Da questo passaggio si deduce la fondamentale importanza della stipula di un chiaro contratto di comodato, “tipico” del nostro ordinamento ed esplicitamente disciplinato dal codice civile agli articoli 1803 e seguenti. Per definizione esso è “quello con il quale una parte consegna all’altra una cosa mobile o immobile, affinché se ne serva per un tempo o per un uso determinato, con l’obbligo di restituire la stessa cosa ricevuta”.

Ecco, quindi, il tema evidente degli obblighi del comodatario (cioè di chi prende in comodato il bene oggetto del contratto) previsti con l’articolo 1804: “Il comodatario è tenuto a custodire e a conservare la cosa con la diligenza del buon padre di famiglia. Egli non può servirsene che per l’uso determinato dal contratto o dalla natura della cosa. Non può concedere a un terzo il godimento della cosa senza il consenso del comodante. Se il comodatario non adempie gli obblighi suddetti, il comodante può chiedere l’immediata restituzione della cosa, oltre al risarcimento del danno”.

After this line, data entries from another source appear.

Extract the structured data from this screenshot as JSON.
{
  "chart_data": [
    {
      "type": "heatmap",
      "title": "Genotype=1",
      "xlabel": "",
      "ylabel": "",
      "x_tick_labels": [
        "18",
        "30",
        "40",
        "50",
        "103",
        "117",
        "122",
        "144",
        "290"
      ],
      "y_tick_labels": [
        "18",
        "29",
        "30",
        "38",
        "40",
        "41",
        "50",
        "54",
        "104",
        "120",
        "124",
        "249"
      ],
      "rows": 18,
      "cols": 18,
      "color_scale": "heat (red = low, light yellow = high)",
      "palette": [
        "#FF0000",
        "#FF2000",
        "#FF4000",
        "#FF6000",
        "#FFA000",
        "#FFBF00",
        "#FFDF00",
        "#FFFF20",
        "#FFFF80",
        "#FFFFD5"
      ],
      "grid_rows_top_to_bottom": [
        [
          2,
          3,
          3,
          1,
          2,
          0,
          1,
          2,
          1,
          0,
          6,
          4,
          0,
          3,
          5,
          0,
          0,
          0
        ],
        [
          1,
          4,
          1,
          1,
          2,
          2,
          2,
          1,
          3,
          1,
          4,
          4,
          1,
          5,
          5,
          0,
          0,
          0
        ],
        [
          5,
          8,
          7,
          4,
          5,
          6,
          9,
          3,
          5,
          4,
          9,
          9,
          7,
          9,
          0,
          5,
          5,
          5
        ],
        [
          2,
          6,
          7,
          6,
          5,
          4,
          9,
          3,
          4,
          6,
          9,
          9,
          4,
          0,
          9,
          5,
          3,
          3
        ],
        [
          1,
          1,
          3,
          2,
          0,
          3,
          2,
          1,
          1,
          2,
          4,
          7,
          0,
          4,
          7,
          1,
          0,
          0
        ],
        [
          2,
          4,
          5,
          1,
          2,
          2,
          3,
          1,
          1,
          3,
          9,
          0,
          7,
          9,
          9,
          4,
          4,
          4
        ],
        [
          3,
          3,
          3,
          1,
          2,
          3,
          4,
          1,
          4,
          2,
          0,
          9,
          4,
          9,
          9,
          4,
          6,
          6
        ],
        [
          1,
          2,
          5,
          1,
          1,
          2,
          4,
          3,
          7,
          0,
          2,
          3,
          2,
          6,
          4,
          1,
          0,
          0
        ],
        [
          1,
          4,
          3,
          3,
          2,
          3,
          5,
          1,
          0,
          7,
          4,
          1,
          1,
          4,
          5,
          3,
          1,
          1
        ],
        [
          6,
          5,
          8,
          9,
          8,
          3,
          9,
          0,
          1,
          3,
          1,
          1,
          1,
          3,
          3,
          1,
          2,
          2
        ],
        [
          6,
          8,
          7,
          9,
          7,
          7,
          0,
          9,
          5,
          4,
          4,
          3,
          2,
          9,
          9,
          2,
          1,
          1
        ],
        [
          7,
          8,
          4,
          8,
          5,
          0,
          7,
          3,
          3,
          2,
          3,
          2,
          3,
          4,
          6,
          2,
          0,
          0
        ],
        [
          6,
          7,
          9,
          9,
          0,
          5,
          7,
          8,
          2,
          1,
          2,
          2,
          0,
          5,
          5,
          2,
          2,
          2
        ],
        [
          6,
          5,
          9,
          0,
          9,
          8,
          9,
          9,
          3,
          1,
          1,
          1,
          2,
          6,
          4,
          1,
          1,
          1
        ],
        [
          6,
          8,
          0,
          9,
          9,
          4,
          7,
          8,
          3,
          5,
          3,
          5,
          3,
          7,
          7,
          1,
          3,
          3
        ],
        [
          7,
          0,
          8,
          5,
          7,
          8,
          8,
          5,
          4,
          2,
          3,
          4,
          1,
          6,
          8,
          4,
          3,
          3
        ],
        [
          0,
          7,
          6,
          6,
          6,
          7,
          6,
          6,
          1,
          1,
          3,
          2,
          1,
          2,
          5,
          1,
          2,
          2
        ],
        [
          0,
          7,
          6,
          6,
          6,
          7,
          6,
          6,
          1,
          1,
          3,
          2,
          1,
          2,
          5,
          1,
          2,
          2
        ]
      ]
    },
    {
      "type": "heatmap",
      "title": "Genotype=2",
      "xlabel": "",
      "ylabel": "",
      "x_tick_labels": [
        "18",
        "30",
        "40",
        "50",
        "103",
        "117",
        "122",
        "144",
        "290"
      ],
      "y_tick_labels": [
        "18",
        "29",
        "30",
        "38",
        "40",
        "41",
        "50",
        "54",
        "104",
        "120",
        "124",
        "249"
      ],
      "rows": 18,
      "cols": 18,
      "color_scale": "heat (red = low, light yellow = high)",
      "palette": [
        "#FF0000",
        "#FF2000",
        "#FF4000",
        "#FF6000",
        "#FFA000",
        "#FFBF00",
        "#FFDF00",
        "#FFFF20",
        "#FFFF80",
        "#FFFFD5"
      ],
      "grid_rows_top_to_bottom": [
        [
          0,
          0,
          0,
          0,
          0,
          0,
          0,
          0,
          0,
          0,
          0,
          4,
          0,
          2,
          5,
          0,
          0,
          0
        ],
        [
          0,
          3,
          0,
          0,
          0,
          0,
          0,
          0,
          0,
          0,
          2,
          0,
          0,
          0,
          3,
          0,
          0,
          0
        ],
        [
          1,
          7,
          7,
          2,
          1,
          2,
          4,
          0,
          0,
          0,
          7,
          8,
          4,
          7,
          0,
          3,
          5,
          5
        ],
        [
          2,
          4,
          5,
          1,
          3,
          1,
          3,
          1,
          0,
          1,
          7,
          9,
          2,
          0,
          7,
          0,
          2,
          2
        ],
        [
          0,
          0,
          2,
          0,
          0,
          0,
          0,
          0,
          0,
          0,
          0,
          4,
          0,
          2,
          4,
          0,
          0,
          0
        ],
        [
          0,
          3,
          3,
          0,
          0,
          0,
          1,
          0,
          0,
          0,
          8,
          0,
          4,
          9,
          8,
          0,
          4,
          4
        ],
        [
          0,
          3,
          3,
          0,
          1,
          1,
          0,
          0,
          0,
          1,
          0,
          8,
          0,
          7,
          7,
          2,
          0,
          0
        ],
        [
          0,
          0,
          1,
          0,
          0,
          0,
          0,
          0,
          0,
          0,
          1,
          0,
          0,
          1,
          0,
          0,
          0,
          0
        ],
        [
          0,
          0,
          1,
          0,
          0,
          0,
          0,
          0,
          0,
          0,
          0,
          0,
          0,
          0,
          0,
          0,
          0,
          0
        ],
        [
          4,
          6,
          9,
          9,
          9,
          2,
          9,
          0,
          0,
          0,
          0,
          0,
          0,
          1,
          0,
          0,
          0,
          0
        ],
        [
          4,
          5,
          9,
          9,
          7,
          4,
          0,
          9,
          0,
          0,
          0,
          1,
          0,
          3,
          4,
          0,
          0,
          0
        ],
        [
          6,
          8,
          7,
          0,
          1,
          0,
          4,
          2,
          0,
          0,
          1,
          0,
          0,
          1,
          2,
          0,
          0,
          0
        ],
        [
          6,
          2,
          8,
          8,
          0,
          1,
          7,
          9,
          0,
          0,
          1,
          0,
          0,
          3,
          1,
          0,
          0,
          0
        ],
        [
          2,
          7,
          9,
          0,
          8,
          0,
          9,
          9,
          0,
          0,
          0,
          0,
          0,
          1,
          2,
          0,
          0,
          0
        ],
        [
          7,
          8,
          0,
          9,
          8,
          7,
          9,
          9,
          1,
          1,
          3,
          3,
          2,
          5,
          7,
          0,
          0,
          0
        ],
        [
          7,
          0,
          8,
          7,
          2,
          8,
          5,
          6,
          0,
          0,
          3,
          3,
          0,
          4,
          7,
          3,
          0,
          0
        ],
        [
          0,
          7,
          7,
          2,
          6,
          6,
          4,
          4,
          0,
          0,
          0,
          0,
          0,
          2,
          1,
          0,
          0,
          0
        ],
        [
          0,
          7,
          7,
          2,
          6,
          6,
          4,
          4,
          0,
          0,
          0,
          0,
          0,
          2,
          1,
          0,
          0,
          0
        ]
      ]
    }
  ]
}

Il Contratto in sé è articolato su più passaggi che possono riguardare:

  1. le responsabilità sul deterioramento del bene;
  2. i rimborsi spese per la gestione e l’utilizzo;
  3. la tempistica;
  4. la morte del comodatario;

…fino ad arrivare all’opportunità o meno di registrazione presso gli uffici territoriali dell’Agenzia delle Entrate, qualora:

  1. fosse redatto in forma scritta: in tal caso la registrazione deve essere effettuata entro 20 giorni dalla data dell’atto;
  2. stipulato in forma verbale, solo se enunciati in un altro atto sottoposto a registrazione.